I am using Intel x520 and x540 dual port NIC attached to Dell PowerEdge server. All NIC ports can work at 10Gbps, hence total 40 Gbps. The system has 2 sockets containing Xeon E5-2640 v3 CPU(Haswell Microarchitecture).
There are many problems I am facing and can be resolved using PCIe and DMA benchmarking. However, I couldn't find any proper way to do the same. I am unable to achieve 40Gbps throughput even with DPDK based driver and libraries(with 64 byte packets). I need to perform the experiments with 64 byte size and can't change the packet size.

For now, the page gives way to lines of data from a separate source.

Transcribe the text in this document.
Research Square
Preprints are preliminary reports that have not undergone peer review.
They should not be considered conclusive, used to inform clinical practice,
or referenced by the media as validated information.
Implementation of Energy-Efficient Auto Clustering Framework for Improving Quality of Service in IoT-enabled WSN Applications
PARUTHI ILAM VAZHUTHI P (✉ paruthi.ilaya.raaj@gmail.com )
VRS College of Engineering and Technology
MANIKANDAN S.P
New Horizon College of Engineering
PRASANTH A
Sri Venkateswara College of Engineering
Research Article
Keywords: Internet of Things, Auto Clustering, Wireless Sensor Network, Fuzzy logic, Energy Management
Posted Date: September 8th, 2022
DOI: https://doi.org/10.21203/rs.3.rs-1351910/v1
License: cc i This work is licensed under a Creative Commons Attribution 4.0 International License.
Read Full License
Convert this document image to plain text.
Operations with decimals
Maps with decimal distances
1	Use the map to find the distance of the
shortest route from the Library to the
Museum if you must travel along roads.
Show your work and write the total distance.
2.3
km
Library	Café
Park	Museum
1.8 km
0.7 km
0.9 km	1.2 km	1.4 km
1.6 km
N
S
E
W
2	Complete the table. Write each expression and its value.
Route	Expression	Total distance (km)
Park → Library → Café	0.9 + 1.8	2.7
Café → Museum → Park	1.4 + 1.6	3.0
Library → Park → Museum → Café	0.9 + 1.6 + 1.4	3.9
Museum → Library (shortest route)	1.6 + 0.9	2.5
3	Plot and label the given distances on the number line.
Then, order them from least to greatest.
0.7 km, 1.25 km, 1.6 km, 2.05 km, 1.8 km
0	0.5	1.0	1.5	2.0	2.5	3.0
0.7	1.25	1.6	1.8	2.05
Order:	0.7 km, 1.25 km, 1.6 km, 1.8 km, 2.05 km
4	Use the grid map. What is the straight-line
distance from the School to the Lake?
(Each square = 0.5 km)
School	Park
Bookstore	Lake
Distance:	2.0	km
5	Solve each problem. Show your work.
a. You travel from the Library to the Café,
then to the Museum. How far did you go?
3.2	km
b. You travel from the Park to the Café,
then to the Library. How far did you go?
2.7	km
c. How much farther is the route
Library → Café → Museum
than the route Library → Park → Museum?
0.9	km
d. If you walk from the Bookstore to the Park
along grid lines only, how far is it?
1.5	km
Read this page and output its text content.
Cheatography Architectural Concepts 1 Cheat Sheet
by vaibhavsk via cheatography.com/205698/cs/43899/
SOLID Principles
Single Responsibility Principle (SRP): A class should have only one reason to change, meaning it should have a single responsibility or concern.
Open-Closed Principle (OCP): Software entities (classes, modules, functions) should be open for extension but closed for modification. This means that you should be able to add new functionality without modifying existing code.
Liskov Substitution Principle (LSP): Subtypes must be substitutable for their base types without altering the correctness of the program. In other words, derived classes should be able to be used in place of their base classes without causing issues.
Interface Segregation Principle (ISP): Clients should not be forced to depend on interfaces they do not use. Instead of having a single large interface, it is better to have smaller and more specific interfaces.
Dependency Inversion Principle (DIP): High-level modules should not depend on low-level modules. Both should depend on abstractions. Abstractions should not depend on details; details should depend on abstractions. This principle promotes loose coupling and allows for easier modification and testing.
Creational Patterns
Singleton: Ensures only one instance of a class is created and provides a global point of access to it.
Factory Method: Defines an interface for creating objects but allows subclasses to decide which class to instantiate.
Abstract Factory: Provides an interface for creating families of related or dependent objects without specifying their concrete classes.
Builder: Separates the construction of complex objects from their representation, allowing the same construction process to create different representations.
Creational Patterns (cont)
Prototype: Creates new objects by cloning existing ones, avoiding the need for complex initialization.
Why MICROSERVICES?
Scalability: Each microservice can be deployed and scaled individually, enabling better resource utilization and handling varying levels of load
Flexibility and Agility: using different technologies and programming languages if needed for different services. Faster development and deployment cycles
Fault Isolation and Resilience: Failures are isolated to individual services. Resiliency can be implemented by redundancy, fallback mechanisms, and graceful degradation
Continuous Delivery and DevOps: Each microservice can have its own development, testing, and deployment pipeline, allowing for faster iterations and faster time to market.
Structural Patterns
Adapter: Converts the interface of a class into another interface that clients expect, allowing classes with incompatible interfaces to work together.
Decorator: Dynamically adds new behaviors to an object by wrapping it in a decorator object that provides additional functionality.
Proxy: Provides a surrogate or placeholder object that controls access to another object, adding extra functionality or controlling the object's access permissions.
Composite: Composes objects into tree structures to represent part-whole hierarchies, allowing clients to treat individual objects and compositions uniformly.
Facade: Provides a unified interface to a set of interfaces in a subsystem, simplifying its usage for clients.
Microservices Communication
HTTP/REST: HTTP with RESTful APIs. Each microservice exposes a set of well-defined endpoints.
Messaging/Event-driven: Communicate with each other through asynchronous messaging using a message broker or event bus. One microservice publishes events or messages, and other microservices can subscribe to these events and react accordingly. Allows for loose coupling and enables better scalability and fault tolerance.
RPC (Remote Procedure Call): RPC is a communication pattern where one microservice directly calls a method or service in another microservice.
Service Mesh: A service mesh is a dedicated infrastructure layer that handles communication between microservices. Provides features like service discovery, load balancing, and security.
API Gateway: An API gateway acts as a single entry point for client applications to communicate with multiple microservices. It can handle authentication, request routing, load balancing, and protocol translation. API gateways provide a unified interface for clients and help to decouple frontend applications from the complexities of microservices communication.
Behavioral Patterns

I am generating packets using DPDK-pktgen and counting the events using Intel-PCM, ./pcm-pci.x. However, the counting is one way, in the sense, I am counting the number of events and can't tell what is the maximum number of each events the system can support. The results from pcm-pci.x :
Skt PCIeRdCur RFO CRd DRd ItoM PRd WiL
0 73 M 3222 K 784 K 63 M 52 M 0 2791 K
My NICs are connected to socket 0 and that's why I am not putting socket 1 results.
Is there any way to benchmark PCIe bus and DMA engine? and Is there any way to get the precise latency at IO subsystem(at each level) for packet processing(can't use rdtsc() to measure harware level latencies)?